BATI’YA BENZEME HASTALIĞININ GELDİĞİ AŞAMA

0
679

    Türkiye’de son dönemlerde büyük artış gösteren yozlaşma da, Batı’dan ithal kapitalist çılgınlık kültürünün geldiği aşamanın yansımasıdır. Türkiye’nin bu duruma gelmesindeki baş sebep, özellikle 11 Kasım 1938’den itibaren, ülkeyi yönetenlerin, aydınların, yazar–çizerlerin, tüccarların, oyuncuların, şarkıcıların vs Batı’dan gelen her şeyi sorgusuz sualsiz doğru kabul edip, bunda bir kerâmet olduğuna inanması ve toplumu da buna inandırmaya çalışma gafletidir. Örneğin, en üst düzey yöneticilerimiz, yıllar önce, ‘Türkiye 30 yıl sonra Küçük Amerika olacaktır’ diyorlardı.

    Ve bugünlerde gelinen noktada, bir bayan mankenimiz, ‘Evleneceğim kişinin sofistike biri olmasını isterim’ derken, ‘sofistike’nin, yabancı maddeler karıştırılarak, hileli hale getirilmiş, doğallıktan uzak, yapmacık, safsata şeyler için kullanılan bir sözcük olduğunu bilmediği halde, körü körüne Batı hayranlığından dolayı, çok kültürlü çağdaş biri olduğunu zannettirmeye çalışmaktadır.
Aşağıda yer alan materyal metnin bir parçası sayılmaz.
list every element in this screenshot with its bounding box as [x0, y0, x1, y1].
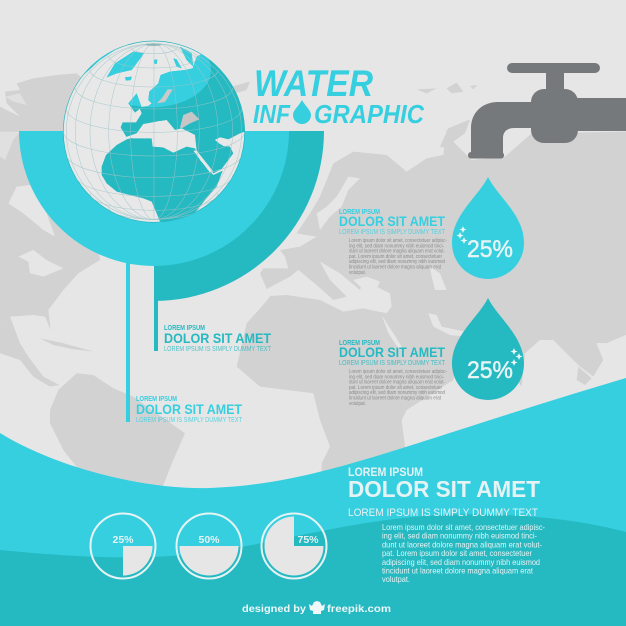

    Bu gerçeğe ilişkin dünya kadar örnek verilebilir. Ancak daha iyi anlamak için, basına yansıyan birkaç örneği sunmak bile yeterlidir.

    Yunanistan’dan sperm ithal ediyoruz.    

    Türkiye’de Viking spermi satış bayiliği var. 

    Bir bayan yazar, Orhan Pamuk’a, ‘Orhan, çocuk yapalım mı’ diye evlilik dışı çocuk yapmayı öneriyor.   

   Türkiye’de yaşayan ve Amerika’daki sperm bankasından satın aldığı spermle hamile kalan kadın.  

    İki Türk erkeği birbiriyle evlendi.  

    İki Türk kadını birbiriyle evlendi. Kına Tekirdağ’da. Türkiye’de henüz yasal izin olmadığı için, nikâh Hollanda’da. 

   BBG(Biri Bizi Gözetliyor) programında, iki genç yarışmacı, kameralar önünde sevişmişler ve yarışmacı bayan hamile kalmış, basınımız da bu olayı,  BBG programı bebek dünyaya getirdi, diye vermiştir.

    Yeni evlenen iki şımarık genç, ‘Ayda 20 bin dolarla ancak geçiniyoruz’ 

    Şampanya ile banyo yapan sahil(beach) çocukları.

Bir erkek sanatçı, ‘Bakire kızla evlenmem, ancak aşık olursam başka’ diyor.

    Yazar Gülây Göktürk, 2002’de Sabah gazetesinde, ‘Çocuk pornosu suç olmasın’ diye yazıyordu.

    Bir diğer anlı şanlı yazarımız Ahmet Altan ise çeşitli yazılarında, ‘Sekste sınıra inanmıyorum, Eşcinsellik bence doğal, Kadında fahişelik eğilimi olmalı, Aile içi cinsel ilişkiler olabilir…’ diye yazıyordu.

    Berlin’deki Artemis genelevinin sahibi bir Türk işadamıdır. TOBB(Türkiye Odalar ve Borsalar Birliği) üyesi işadamları, Alman işadamlarıyla birlikte bu genelevde kutlama yaptılar.